Les mots sont aussi le véhicule du mensonge le plus élémentaire : dans l’Electre de Sophocle, le Pédagogue trompe Clytemnestre et tout le palais de Mycènes en racontant la mort d’Oreste, avec beaucoup de détails réalistes qui donnent l’apparence de la vérité à son récit, alors que tout y est faux.
Le cas du langage à double entente illustre de façon plus subtile la corruption des mots : toujours dans Electre, lors de la scène finale, le cadavre de Clytemnestre assassinée est exposé devant tous, mais voilé. Egisthe s’approche du corps qu’il croit être celui d’Oreste et il interroge brutalement Electre. Celle-si répond alors à l’amant de sa mère de façon apparemment soumise mais ironiquement tragique, puisqu’elle lui annonce à mots couverts qu’il va bientôt être assassiné à son tour. Projection d’Electre, mise en scène d’Antoine Vitez, réalisation Hugo Santiago, 1986, DVD Trois fois Electre, La Maison d’à côté, Imec, INA Editions, de 1.33.21 à 1.33.41 :
Egisthe : Qui de vous sait où se trouvent ces étrangers de Phocide qui sont venus annoncer qu’Oreste est mort dans un accident de char ? Réponds-moi.

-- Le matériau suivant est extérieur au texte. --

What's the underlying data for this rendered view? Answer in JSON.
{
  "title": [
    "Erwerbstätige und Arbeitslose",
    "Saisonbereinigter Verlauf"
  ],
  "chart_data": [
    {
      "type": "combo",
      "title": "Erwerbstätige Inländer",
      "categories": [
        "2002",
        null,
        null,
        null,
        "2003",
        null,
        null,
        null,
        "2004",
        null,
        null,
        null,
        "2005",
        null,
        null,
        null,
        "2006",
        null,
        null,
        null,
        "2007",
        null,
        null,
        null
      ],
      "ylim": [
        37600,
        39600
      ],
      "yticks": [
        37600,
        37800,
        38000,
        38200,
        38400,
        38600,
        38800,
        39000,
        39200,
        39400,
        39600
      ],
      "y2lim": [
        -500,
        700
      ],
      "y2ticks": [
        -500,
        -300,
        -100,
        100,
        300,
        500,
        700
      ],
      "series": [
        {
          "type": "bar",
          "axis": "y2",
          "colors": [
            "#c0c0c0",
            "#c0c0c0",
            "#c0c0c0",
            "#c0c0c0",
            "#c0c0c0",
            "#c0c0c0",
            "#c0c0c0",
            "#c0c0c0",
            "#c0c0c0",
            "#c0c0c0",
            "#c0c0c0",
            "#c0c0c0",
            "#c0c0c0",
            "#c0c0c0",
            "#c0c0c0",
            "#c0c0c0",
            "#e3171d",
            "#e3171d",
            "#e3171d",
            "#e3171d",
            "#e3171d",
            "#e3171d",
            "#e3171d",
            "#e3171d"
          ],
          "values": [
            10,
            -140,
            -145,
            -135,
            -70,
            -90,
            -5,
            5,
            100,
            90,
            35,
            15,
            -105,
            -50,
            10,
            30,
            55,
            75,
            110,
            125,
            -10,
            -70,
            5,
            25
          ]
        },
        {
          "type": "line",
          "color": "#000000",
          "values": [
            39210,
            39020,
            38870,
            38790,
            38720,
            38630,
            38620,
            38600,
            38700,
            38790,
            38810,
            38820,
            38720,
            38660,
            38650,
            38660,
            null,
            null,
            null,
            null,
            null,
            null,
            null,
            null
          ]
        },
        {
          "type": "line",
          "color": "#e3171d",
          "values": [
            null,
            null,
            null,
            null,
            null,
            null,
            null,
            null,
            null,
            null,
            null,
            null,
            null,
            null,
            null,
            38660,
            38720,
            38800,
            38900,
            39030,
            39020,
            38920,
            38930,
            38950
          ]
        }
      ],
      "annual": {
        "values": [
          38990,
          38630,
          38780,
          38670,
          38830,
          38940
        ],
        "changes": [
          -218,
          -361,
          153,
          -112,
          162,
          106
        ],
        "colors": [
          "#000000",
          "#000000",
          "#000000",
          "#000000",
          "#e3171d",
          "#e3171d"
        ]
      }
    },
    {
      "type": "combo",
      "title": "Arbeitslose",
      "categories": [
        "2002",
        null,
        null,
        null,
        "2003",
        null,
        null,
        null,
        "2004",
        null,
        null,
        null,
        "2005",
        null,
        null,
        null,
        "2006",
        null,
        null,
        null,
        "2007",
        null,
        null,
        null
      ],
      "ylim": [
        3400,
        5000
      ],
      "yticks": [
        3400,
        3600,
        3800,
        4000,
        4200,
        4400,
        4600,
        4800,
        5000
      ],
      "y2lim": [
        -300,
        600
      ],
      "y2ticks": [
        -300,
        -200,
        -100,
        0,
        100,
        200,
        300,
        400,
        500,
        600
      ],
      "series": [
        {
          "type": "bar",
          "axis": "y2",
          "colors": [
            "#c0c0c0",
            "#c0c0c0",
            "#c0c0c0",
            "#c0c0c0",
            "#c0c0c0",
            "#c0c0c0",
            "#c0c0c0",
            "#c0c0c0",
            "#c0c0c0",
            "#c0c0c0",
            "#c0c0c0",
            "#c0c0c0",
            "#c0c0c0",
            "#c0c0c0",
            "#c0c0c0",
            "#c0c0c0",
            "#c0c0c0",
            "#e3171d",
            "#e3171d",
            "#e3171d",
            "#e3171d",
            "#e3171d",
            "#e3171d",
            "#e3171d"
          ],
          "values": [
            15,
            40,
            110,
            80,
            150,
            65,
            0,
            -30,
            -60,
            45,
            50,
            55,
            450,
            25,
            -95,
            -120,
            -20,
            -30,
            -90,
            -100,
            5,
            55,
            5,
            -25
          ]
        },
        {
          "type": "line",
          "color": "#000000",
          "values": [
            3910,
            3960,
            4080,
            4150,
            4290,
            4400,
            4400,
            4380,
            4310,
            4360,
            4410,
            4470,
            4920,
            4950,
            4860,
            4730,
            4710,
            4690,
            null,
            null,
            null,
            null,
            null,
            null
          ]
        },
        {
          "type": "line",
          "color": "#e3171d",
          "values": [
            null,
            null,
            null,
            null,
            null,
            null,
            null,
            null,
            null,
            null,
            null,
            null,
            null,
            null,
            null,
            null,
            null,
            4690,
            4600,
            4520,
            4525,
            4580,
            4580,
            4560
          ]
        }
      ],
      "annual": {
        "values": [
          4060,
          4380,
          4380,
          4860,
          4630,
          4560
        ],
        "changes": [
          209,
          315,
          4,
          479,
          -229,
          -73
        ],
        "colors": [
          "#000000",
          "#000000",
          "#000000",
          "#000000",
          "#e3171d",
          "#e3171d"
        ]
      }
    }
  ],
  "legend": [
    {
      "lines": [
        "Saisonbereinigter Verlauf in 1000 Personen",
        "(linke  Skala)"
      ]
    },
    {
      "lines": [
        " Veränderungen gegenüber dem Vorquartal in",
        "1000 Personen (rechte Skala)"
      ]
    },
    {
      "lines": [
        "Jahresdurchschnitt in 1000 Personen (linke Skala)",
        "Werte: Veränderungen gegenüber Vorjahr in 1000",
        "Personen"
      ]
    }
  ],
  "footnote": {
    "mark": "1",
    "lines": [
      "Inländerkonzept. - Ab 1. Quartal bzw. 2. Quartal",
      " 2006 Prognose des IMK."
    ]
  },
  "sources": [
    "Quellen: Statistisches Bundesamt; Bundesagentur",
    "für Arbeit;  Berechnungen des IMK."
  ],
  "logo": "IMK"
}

Oui, toi qui faisais l’effrontée autrefois. J’imagine que la chose t’intéresse, que tu sais cela.
Electre : Oui, je sais tout. Comment faire autrement ? C’est ce que j’ai de plus cher au monde.
Egisthe : Eh bien où sont-ils ces étrangers, enseigne-moi ?
Electre : Dans la maison, ils ont été reçus en amis.
Egisthe : Ils ont vraiment annoncé la mort d’Oreste ?
Electre :  Non, ils l’ont prouvée, autrement que par des mots.
Egisthe : Alors je peux en être sûr ?
Electre : Tu peux même voir, mais c’est un pénible spectacle.
(Sophocle, Electre, exodos, traduction d’Antoine Vitez)
De façon plus perverse encore, Iago trompe Othello en ne lui disant que la plus stricte vérité :
« Oh prenez garde monseigneur, à la jalousie ! C’est le monstre aux yeux verts qui produit l’aliment dont il se nourrit ! Ce cocu vit en joie qui, certain de son sort, n’aime pas celle qui le trompe ; mais, oh ! Quelles damnées minutes il compte, celui qui raffole, mais doute, celui qui soupçonne, mais aime éperdument ! » (traduction François-Victor Hugo)
C’est en effet en lui peignant les effets néfastes et bien réels de la jalousie que Iago distille dans l’esprit d’Othello l’idée que Desdémone pourrait lui être infidèle. Il le rend jaloux en le mettant en garde contre la jalousie !
On voit donc bien que le langage est source d’illusion, qu’il s’agisse d’erreur involontaire ou de tromperie caractérisée. Le langage au théâtre se trouve donc souvent décrédibilisé. Ainsi, dans la comédie de Corneille, Le Menteur, le héros est un mythomane qui s’enferre tellement dans ses mensonges, qu’à la fin plus personne ne veut le croire, même quand il dit la vérité.
La solution passera donc par les objets, dont la  matérialité apporte une preuve concrète et  un témoignage irréfutable de la vérité. Ainsi dans la scène de reconnaissance, théorisée par Aristote,  il faut le plus souvent recourir à un objet pour mettre fin à l’illusion. Dans Electre, toujours, lorsqu’Oreste révèle sa vraie identité à sa sœur,  il doit exhiber sous ses yeux le sceau d’Agamemnon pour qu’elle accepte enfin de le croire : « Regarde cette bague de notre père, et tu sauras si je dis vrai ». C’est la première d’une longue série d’interjections (« oh ! mais c’est la croix de ma mère ! ») qui permettront de mettre fin commodément aux intrigues les plus complexes, des comédies de Molière jusqu’aux meilleurs mélodrames du XIXe s. « Hélas ! À voir ce bracelet, c’est ma fille que je perdis à l’âge que vous dites », s’écrie Argante reconnaissant Zerbinette pour sa fille à la fin des Fourberies de Scapin.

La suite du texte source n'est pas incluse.